Having faith in the future can be tough right now. I get that. Working people have been pushed aside, knocked down and rolled over for 40 years, but we always get back up and lend a hand to the person next to us. No recession or right to work law has defeated us. The rising tide of collective action gives me hope. The droves of young people organizing and unionizing give me hope. Pennsylvania gives me hope.
This state federation is working with businesses, retooling factories and taking care of frontline workers. Look at Majestic Athletic in Easton. They have gone from making athletic jerseys and hats to making personal protective equipment and gowns. That matters. That will save lives. That happened because of you. Donald Trump is not giving Pennsylvania the PPE that frontline workers need and deserve. He’s saying it’s a federal stockpile, not a state stockpile. Mr. President, look at this commonwealth. Look at this state federation. Look to us for guidance. Unions are donating their extra PPE to the unions that need it more. To people who are on the frontlines of this pandemic, regardless of affiliation. That is solidarity. You realize that we are our brother’s and sister’s keepers.
This incredible generosity reminds me of my childhood in Nemacolin. My mother made pork chops for dinner. We were poor. My dad worked in the mines. So pork chops…that was a big deal. Well, I brought a buddy home. My mother only had four pork chops. One for herself. One for my father. One for my sister. One for me. My mother gave her dinner to my friend. I’ll never forget that. Why? Families make shared sacrifices. Not just for members of our family but for everyone in the community. We are a family.
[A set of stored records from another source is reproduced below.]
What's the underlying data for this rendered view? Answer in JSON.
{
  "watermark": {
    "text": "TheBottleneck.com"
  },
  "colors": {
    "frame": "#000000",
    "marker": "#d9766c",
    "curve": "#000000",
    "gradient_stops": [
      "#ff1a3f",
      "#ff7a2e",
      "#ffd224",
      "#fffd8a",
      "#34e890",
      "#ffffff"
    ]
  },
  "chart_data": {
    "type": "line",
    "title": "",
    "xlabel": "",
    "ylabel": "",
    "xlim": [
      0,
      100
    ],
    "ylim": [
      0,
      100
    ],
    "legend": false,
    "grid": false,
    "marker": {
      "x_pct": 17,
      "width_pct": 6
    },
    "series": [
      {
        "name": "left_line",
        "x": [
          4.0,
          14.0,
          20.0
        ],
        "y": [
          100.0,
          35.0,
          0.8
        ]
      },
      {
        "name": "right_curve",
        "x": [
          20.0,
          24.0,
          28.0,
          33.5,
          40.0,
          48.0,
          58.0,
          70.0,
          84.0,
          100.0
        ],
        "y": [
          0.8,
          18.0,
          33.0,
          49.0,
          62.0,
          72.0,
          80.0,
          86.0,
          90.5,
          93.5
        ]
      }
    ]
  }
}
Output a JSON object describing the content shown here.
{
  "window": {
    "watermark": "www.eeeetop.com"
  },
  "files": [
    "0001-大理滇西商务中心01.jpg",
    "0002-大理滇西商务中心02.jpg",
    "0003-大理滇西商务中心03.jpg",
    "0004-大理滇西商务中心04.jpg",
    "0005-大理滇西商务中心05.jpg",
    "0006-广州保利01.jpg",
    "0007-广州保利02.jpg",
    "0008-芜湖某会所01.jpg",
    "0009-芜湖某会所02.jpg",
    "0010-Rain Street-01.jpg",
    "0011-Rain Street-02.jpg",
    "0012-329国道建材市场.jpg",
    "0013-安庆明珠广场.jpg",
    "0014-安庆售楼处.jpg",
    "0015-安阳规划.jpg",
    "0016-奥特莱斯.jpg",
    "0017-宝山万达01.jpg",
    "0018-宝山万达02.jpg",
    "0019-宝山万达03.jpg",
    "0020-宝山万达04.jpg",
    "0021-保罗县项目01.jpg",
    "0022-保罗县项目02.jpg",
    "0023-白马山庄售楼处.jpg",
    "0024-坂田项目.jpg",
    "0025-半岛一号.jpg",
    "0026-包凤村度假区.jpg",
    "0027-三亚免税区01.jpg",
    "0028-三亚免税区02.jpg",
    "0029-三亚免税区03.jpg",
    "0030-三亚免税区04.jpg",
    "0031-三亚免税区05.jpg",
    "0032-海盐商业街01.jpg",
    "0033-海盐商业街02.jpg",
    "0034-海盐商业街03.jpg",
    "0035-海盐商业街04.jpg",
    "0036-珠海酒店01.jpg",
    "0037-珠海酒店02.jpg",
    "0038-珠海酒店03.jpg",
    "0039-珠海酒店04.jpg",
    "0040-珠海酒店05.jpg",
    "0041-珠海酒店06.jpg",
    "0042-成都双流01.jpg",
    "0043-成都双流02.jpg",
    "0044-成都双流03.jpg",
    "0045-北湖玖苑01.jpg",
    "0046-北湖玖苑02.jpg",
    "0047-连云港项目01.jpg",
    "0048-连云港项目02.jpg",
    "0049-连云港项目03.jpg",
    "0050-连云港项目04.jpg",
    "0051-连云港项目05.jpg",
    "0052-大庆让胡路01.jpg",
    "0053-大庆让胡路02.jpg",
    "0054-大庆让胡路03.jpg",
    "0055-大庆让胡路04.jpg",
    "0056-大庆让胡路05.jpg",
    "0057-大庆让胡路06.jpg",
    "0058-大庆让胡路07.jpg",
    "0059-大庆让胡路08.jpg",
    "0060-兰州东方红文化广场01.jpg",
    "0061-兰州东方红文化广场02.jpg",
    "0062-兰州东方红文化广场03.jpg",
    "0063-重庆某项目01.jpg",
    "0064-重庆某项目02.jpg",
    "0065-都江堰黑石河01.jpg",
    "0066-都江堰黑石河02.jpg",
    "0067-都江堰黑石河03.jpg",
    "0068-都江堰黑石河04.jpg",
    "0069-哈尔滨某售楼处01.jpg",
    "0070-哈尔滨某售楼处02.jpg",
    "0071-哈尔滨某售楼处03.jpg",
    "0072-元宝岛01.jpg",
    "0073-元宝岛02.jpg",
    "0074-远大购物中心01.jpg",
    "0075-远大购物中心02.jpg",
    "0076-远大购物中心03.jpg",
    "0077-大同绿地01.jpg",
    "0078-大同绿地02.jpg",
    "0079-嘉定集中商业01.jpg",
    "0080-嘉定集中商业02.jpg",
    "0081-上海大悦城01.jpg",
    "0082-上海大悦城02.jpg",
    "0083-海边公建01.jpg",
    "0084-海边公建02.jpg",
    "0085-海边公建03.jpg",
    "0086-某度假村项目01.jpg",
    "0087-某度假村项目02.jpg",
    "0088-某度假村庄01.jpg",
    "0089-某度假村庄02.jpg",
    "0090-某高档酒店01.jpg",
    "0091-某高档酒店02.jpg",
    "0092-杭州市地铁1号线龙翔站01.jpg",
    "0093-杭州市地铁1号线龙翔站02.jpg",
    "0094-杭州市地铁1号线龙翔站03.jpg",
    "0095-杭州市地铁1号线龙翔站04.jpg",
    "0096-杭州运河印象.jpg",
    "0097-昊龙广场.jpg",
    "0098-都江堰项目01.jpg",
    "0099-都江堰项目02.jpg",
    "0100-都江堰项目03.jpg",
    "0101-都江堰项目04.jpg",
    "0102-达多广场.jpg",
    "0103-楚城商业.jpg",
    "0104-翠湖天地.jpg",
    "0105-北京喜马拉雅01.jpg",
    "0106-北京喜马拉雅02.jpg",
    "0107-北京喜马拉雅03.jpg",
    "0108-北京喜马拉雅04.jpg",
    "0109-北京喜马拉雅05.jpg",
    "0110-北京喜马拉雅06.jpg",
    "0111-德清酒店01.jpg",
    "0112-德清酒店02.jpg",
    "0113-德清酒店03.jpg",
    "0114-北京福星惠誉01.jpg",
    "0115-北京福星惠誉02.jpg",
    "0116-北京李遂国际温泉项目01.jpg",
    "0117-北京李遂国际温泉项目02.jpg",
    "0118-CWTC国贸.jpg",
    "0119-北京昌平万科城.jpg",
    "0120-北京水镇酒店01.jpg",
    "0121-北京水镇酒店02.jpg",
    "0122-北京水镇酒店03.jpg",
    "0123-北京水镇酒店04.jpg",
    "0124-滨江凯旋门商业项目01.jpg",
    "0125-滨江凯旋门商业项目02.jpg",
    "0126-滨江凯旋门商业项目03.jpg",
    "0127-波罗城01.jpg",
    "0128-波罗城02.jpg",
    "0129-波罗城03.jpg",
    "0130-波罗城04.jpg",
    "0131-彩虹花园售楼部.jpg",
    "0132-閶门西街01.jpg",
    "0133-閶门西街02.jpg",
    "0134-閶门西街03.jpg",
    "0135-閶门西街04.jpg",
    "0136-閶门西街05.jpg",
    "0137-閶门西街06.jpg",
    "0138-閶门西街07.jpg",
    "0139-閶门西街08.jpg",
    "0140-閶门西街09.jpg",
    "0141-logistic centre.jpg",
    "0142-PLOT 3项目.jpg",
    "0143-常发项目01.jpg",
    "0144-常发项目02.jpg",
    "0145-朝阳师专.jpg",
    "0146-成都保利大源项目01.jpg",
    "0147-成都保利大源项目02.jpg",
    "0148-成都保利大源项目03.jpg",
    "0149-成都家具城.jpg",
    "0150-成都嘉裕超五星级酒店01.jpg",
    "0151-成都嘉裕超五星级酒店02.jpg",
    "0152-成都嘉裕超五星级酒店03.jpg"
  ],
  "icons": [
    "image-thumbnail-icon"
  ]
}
In this time of crisis and confusion, we will care for the sick and restock food. We will power the plant and continue to teach children. We will lift the loads and lift everyone up with us. We never ignore the call, and we’ll do whatever it takes for the commonwealth and country that workers built. And that in the face of this crisis, that they will rebuild.
This is a moment for solidarity.
This is the moment we were made for.
May God give you health and strength.
And may God bless the American labor movement.